According to the Institute for Safe Medication Practices (ISMP) QuarterWatch report for the second quarter of 2014, Invokana was the subject of 457 reports of adverse events, including:

• 54 reports of kidney failure or impairment
• 54 reports of dehydration and fluid imbalances
• 11 kidney stones
• 50 urinary tract infections

During the FDA’s initial review of the drug, it noted the potential for long-term effects on the kidneys, expressing concern specifically for patients at risk for kidney disease. Type 2 diabetes, in itself, can increase risk of kidney impairment, which may be exacerbated by drugs like Invokana. Individuals who are 75 years of age or older are also more likely to have kidney-based reactions to the drug.

On December 4, 2015, the FDA issued an updated safety communication stating that the warning labels for SGLT2 inhibitors had been revised to address DKA and serious urinary tract infections.

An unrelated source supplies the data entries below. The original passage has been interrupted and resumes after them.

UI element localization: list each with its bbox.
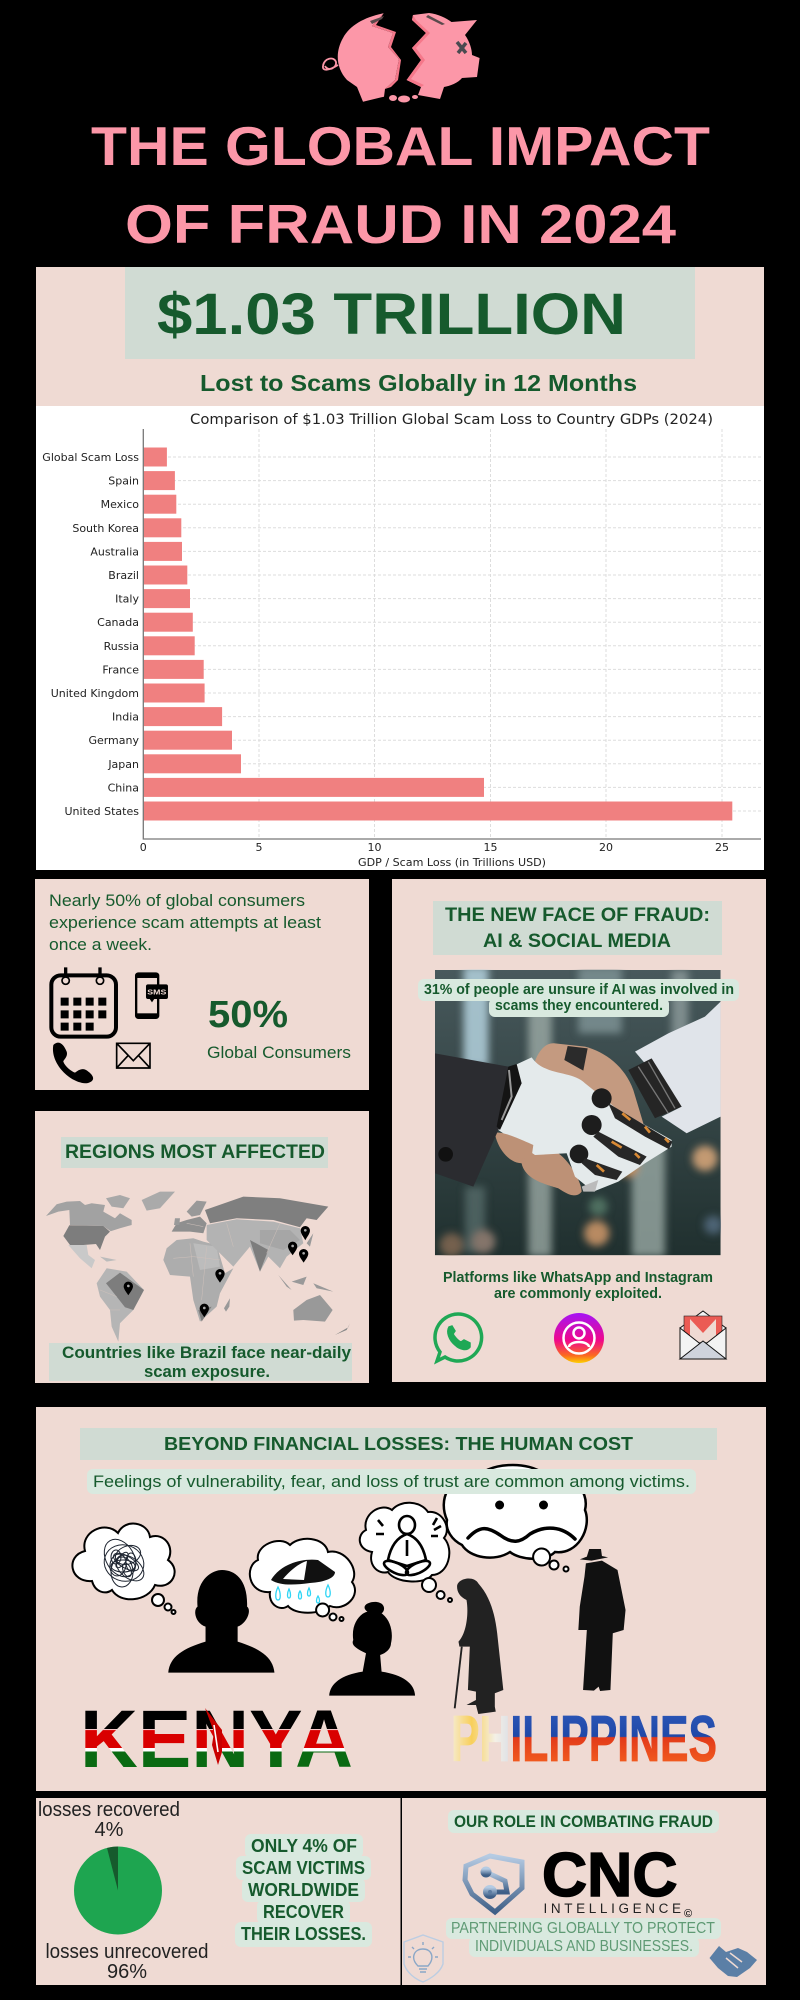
pie label: unrecovered: losses unrecovered [46, 1941, 208, 1963]
bar chart: scam loss vs GDP: 15 [484, 841, 498, 854]
bar chart: scam loss vs GDP: India [112, 711, 139, 724]
heading [445, 904, 710, 952]
bar chart: scam loss vs GDP [36, 406, 764, 870]
heading: BEYOND FINANCIAL LOSSES: THE HUMAN COST [164, 1433, 634, 1454]
tagline: PARTNERING GLOBALLY TO PROTECT [451, 1920, 715, 1937]
logo: CNC wordmark: © [684, 1908, 692, 1920]
headline subtitle: Lost to Scams Globally in 12 Months [200, 370, 637, 396]
thought clouds [72, 1465, 587, 1621]
bar chart: scam loss vs GDP: 10 [368, 841, 382, 854]
title: THE GLOBAL IMPACT [91, 116, 710, 177]
panel: our role in combating fraud [402, 1798, 766, 1985]
KENYA flag lettering: KENYA [80, 1694, 353, 1785]
heading: THE NEW FACE OF FRAUD: [445, 904, 710, 926]
bar chart: scam loss vs GDP: Italy [115, 593, 139, 606]
callout: only 4% recover: THEIR LOSSES. [241, 1923, 366, 1944]
panel: AI and social media [392, 879, 766, 1382]
heading: AI & SOCIAL MEDIA [483, 930, 671, 952]
bar chart: scam loss vs GDP: Russia [104, 640, 139, 653]
pie label: recovered: 4% [95, 1819, 124, 1841]
platforms text: Platforms like WhatsApp and Instagram [443, 1270, 713, 1286]
panel: regions most affected [35, 1111, 369, 1383]
bar chart: scam loss vs GDP: 20 [599, 841, 613, 854]
pie label: recovered: losses recovered [38, 1799, 180, 1821]
bar chart: scam loss vs GDP: Japan [107, 758, 139, 771]
pie label: unrecovered: 96% [107, 1961, 147, 1983]
map caption: Countries like Brazil face near-daily [62, 1343, 352, 1362]
panel: the human cost [36, 1407, 766, 1791]
callout: only 4% recover: ONLY 4% OF [251, 1835, 357, 1856]
icons: calendar, phone, envelope: SMS [147, 988, 166, 997]
intro text: once a week. [49, 935, 152, 954]
intro text: experience scam attempts at least [49, 913, 321, 932]
icon: WhatsApp [435, 1314, 482, 1361]
callout: only 4% recover: WORLDWIDE [248, 1879, 359, 1900]
logo: CNC wordmark: INTELLIGENCE [544, 1901, 681, 1916]
callout: only 4% recover: RECOVER [263, 1901, 344, 1922]
callout: 31% unsure: 31% of people are unsure if AI was involved in [424, 982, 734, 998]
platforms text [443, 1270, 713, 1302]
tagline [446, 1918, 721, 1957]
map caption: scam exposure. [144, 1362, 270, 1381]
headline amount: $1.03 TRILLION [157, 282, 626, 347]
bar chart: scam loss vs GDP: Mexico [101, 498, 139, 511]
intro text: Nearly 50% of global consumers [49, 891, 305, 910]
world map with pins [46, 1192, 350, 1342]
heading: OUR ROLE IN COMBATING FRAUD [454, 1813, 713, 1831]
bar chart: scam loss vs GDP: China [108, 781, 139, 794]
photo: robot and human handshake [435, 967, 723, 1257]
x axis label: GDP / Scam Loss (in Trillions USD) [358, 857, 546, 869]
callout: only 4% recover: SCAM VICTIMS [242, 1857, 365, 1878]
heading [80, 1428, 717, 1460]
panel: losses recovered [36, 1798, 400, 1985]
cloud 4 anxious face [468, 1500, 575, 1541]
title [91, 116, 710, 255]
bar chart: scam loss vs GDP: Canada [97, 616, 139, 629]
cloud 3 meditating figure [376, 1516, 441, 1578]
callout: only 4% recover [235, 1834, 372, 1947]
bar chart: scam loss vs GDP: 25 [715, 841, 729, 854]
bar chart: scam loss vs GDP: Australia [90, 545, 139, 558]
bar chart: scam loss vs GDP: 0 [140, 841, 147, 854]
platforms text: are commonly exploited. [494, 1286, 662, 1302]
subtitle: Feelings of vulnerability, fear, and loss of trust are common among victims. [93, 1472, 690, 1491]
bar chart: scam loss vs GDP: France [102, 663, 139, 676]
silhouettes of victims [168, 1549, 626, 1714]
tagline: INDIVIDUALS AND BUSINESSES. [475, 1938, 693, 1955]
bar chart: scam loss vs GDP: Global Scam Loss [42, 451, 139, 464]
callout: 31% unsure [418, 979, 739, 1017]
pie chart [74, 1846, 162, 1934]
bar chart: scam loss vs GDP: United Kingdom [51, 687, 139, 700]
bar chart: scam loss vs GDP: South Korea [72, 522, 139, 535]
cloud 2 crying eye [271, 1560, 335, 1603]
title: OF FRAUD IN 2024 [125, 194, 677, 255]
cloud 1 scribble [98, 1534, 149, 1587]
icon: Instagram [554, 1313, 604, 1363]
map caption [49, 1343, 352, 1381]
logo: CNC shield [465, 1856, 522, 1912]
pie label: recovered [38, 1799, 180, 1841]
icon: lightbulb shield [404, 1935, 443, 1982]
stat label: Global Consumers [207, 1043, 351, 1062]
panel: headline figure [36, 267, 764, 406]
chart title: Comparison of $1.03 Trillion Global Scam Loss to Country GDPs (2024) [190, 412, 713, 428]
icon: handshake [710, 1946, 757, 1977]
bar chart: scam loss vs GDP: Spain [108, 475, 139, 488]
callout: 31% unsure: scams they encountered. [495, 998, 663, 1014]
bar chart: scam loss vs GDP: Brazil [108, 569, 139, 582]
icons: calendar, phone, envelope [51, 967, 168, 1083]
panel: 50% of global consumers [35, 879, 369, 1090]
stat: 50%: 50% [208, 994, 288, 1036]
heading: REGIONS MOST AFFECTED [65, 1141, 325, 1163]
logo: CNC wordmark: CNC [542, 1841, 678, 1910]
bar chart: scam loss vs GDP: United States [64, 805, 139, 818]
intro text [49, 891, 321, 954]
icon: Gmail envelope [680, 1311, 726, 1359]
bar chart: scam loss vs GDP: Germany [88, 734, 139, 747]
bar chart: scam loss vs GDP: 5 [256, 841, 262, 854]
icon: broken piggy bank [323, 13, 480, 102]
pie label: unrecovered [46, 1941, 208, 1983]
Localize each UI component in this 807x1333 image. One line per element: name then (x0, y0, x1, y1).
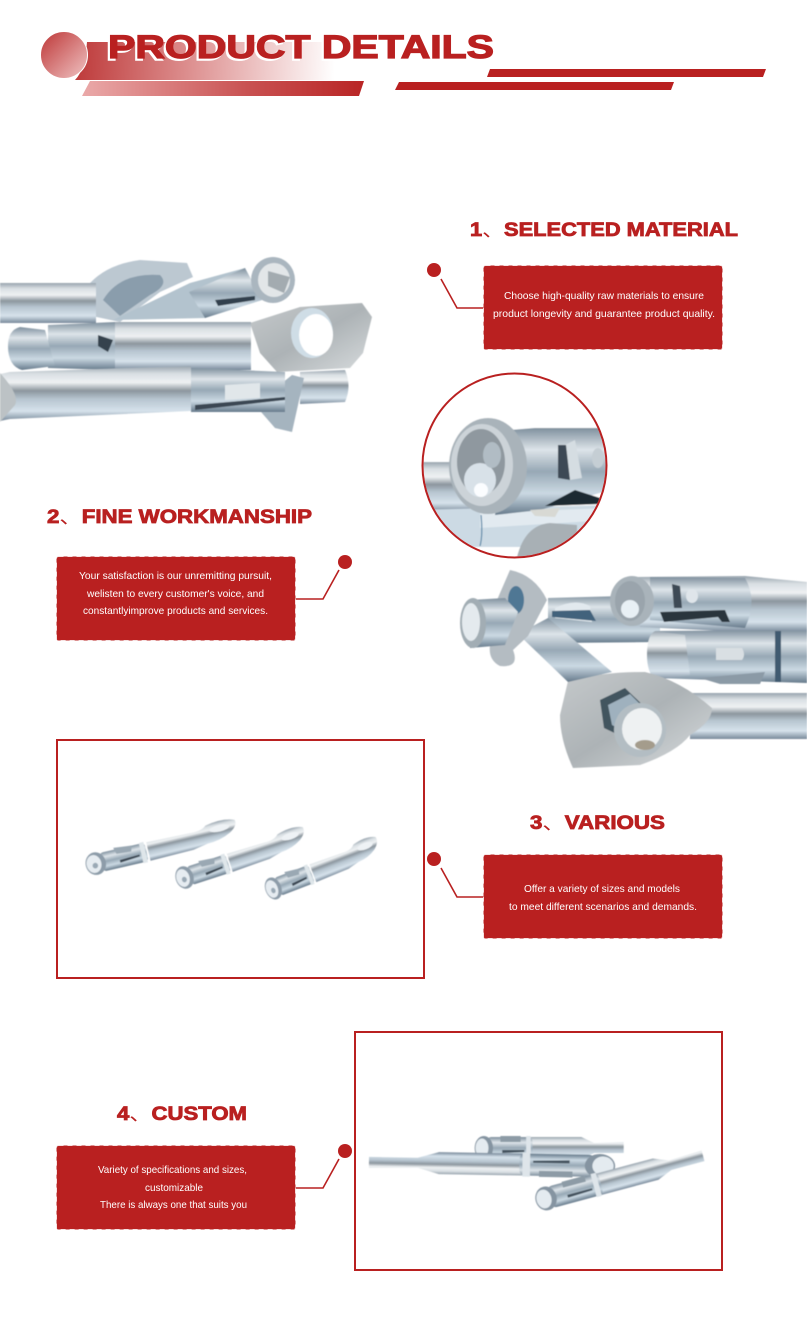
box text: constantlyimprove products and services. (83, 605, 268, 617)
diagonal rod (518, 618, 612, 682)
box text: There is always one that suits you (100, 1199, 247, 1211)
middle bolt with eye plate (8, 303, 372, 372)
callout 1 (427, 263, 722, 350)
header lower band (82, 81, 364, 96)
callout dot and connector (296, 555, 352, 599)
header gradient band (75, 42, 335, 80)
box text: welisten to every customer's voice, and (86, 588, 264, 600)
text box (484, 266, 722, 350)
box text: Choose high-quality raw materials to ensure (504, 290, 704, 302)
photo: bolts large right (460, 570, 807, 768)
upper back bolt with head (610, 576, 807, 632)
title: PRODUCT DETAILS (106, 31, 492, 67)
callout 3 (427, 852, 722, 938)
box text: customizable (145, 1182, 203, 1194)
big front rod (690, 693, 807, 739)
photo: bolts close-up top left (0, 257, 372, 432)
image frame: three bolts (57, 740, 424, 978)
box text (493, 290, 715, 320)
lower back bolt (548, 595, 660, 643)
bolts group (83, 817, 384, 902)
text box (484, 854, 722, 938)
bottom bolt (0, 366, 348, 432)
callout dot and connector (427, 263, 484, 308)
box text: Offer a variety of sizes and models (524, 883, 680, 895)
box text: to meet different scenarios and demands. (509, 901, 697, 913)
header ball (40, 32, 88, 78)
box text (79, 570, 272, 617)
lens ring (422, 374, 606, 558)
text box (56, 1146, 296, 1230)
heading: fine workmanship: 2、FINE WORKMANSHIP (47, 507, 312, 528)
left plate and head (460, 570, 547, 666)
header banner (40, 29, 766, 96)
box text: Variety of specifications and sizes, (98, 1164, 247, 1176)
top rod with eye (0, 260, 193, 323)
text box (56, 556, 296, 640)
box text: Your satisfaction is our unremitting pursuit, (79, 570, 272, 582)
image frame: custom bolts (355, 1032, 722, 1270)
header bar upper (487, 69, 766, 77)
heading: selected material: 1、SELECTED MATERIAL (470, 220, 738, 241)
heading: various: 3、VARIOUS (530, 813, 665, 834)
callout dot and connector (296, 1144, 352, 1188)
title: PRODUCT DETAILS (108, 29, 494, 65)
zoom lens inset (420, 370, 610, 560)
middle right bolt (647, 630, 807, 684)
lens contents (424, 418, 606, 556)
callout 4 (56, 1144, 352, 1230)
callout 2 (56, 555, 352, 640)
header bar lower (395, 82, 674, 90)
box text (509, 883, 697, 913)
front plate with nose (560, 672, 712, 768)
callout dot and connector (427, 852, 484, 897)
box text: product longevity and guarantee product quality. (493, 308, 715, 320)
heading: custom: 4、CUSTOM (117, 1104, 247, 1125)
box text (98, 1164, 247, 1211)
bolts group (369, 1136, 706, 1213)
diagonal bolt behind (113, 257, 295, 320)
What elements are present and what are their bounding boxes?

Both conditions can result in hospitalization, it warned. The FDA advised patients experiencing symptoms associated with these conditions to talk with their doctors immediately.

The FDA also stated in its communication that it had identified “19 cases of life-threatening blood infections (urosepsis) and kidney infections (pyelonephritis) that started as urinary tract infections with the SGLT2 inhibitors” from March 2013 through October 2014. All 19 patients had to go to the hospital, and a few required admission to the intensive care unit or had to undergo dialysis to treat kidney failure.

Because of these reports, the FDA has also added new Warnings and Precautions to the labels of all SGLT2 inhibitors to warn doctors and patients about the risks of blood infections and kidney infections that could lead to kidney failure. It has also required manufacturers of these drugs to conduct a postmarketing study to examine these and other safety issues.

The plaintiff brings counts of design defect, failure to warn, gross negligence, negligence, breach of warranties, fraudulent misrepresentation, negligent misrepresentation, negligent design, fraudulent concealment, fraud, and violation of the Tennessee Consumer Protection Act. He seeks compensatory and punitive damages.